Pourquoi la direction syndicale du CWU se trompe sur la stratégie antiraciste

Le syndicat des travailleurs des postes et télécommunications CWU s'est trouvé cette semaine au cœur de débats animés sur la manière de lutter contre le parti d'extrême droite Reform UK et le racisme.
Les délégués à la conférence du CWU ont voté contre une motion appelant le syndicat à soutenir les manifestations organisées par Stand Up To Racism (SUTR) et l'alliance Together.
Le vote a eu lieu alors que le secrétaire général du CWU, Dave Ward, attaquait le SUTR pour avoir « aliéné la classe ouvrière » (voir ci-dessous).
Il a affirmé que sa stratégie consistait « simplement à crier aux gens qu’ils sont racistes » – et a déclaré que le mouvement devait « s’en éloigner ».
Au lieu de cela, il a appelé à « une approche globale et centrée sur les classes pour résoudre la division politique qui s’est répandue dans notre société ».
En pratique, cela signifie se concentrer sur les politiques économiques de Reform UK et minimiser ou esquiver les arguments sur l'immigration.
Un autre délégué qui s'est opposé à la motion, Deji Olayinka, a été explicite à ce sujet. Il a plaidé en faveur d'une « politique de classe concrète » et d'un slogan « des emplois et des logements, pas du racisme ».
Il y a trois problèmes principaux avec cette approche. Premièrement, la majeure partie des voix de Reform UK vient de la droite et non d'anciens partisans du parti travailliste.
Quelque 28 pour cent des personnes qui ont voté conservateur aux élections générales ont opté pour Reform UK lors des élections locales anglaises.
En revanche, seuls 5 pour cent des électeurs travaillistes aux élections générales se sont ralliés au parti d’extrême droite. Mais 22 pour cent se sont tournés vers les Verts, 24 pour cent n'ont pas voté et 4 pour cent ont soutenu un indépendant.
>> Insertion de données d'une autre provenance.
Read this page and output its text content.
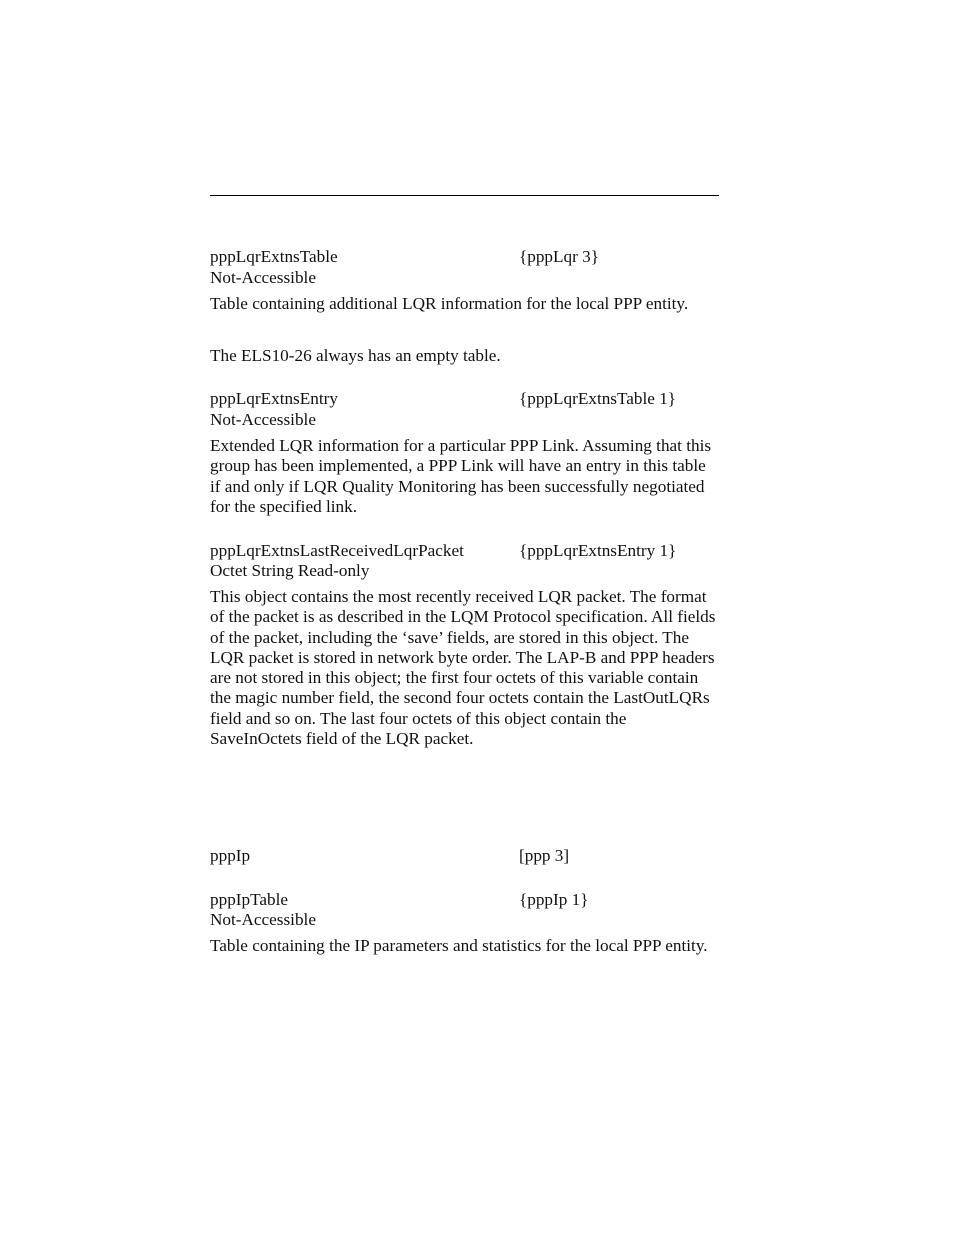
pppLqrExtnsTable	{pppLqr 3}
Not-Accessible
Table containing additional LQR information for the local PPP entity.
The ELS10-26 always has an empty table.
pppLqrExtnsEntry	{pppLqrExtnsTable 1}
Not-Accessible
Extended LQR information for a particular PPP Link. Assuming that this group has been implemented, a PPP Link will have an entry in this table if and only if LQR Quality Monitoring has been successfully negotiated for the specified link.
pppLqrExtnsLastReceivedLqrPacket	{pppLqrExtnsEntry 1}
Octet String Read-only
This object contains the most recently received LQR packet. The format of the packet is as described in the LQM Protocol specification. All fields of the packet, including the ‘save’ fields, are stored in this object. The LQR packet is stored in network byte order. The LAP-B and PPP headers are not stored in this object; the first four octets of this variable contain the magic number field, the second four octets contain the LastOutLQRs field and so on. The last four octets of this object contain the SaveInOctets field of the LQR packet.
pppIp	[ppp 3]
pppIpTable	{pppIp 1}
Not-Accessible
Table containing the IP parameters and statistics for the local PPP entity.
Une enquête Hope Not Hate menée auprès des membres de Reform UK a révélé que 31 % d'entre eux seraient moins susceptibles de voter pour quelqu'un qui fait campagne en faveur d'un impôt sur la fortune.
Mais les campagnes de masse peuvent mobiliser la majorité antiraciste pour qu’elle se mobilise et utilise son vote pour arrêter Reform UK.
Et si certains y voient une alternative contestataire, il est juste de souligner quel est leur véritable programme raciste.
Deuxièmement, il comprend mal ce qui motive le vote réformiste britannique.
Un sondage YouGov de ce mois-ci a montré que les électeurs ont déclaré que la réparation des routes et la crise du coût de la vie étaient les « problèmes les plus importants » auxquels leur région était confrontée, à 37 et 35 pour cent. L'immigration est à la traîne à la quatrième place avec 19 pour cent.
Mais les électeurs réformés britanniques étaient la seule exception : ils ont choisi l'immigration comme leur principal sujet à 46 pour cent.
Farage s'accroche à la colère des gens face à des années de néolibéralisme et d'austérité qui les ont frappés. Mais l'opposition à l'immigration est le ciment qui unit le récit de Reform UK sur le « déclin national » de la Grande-Bretagne.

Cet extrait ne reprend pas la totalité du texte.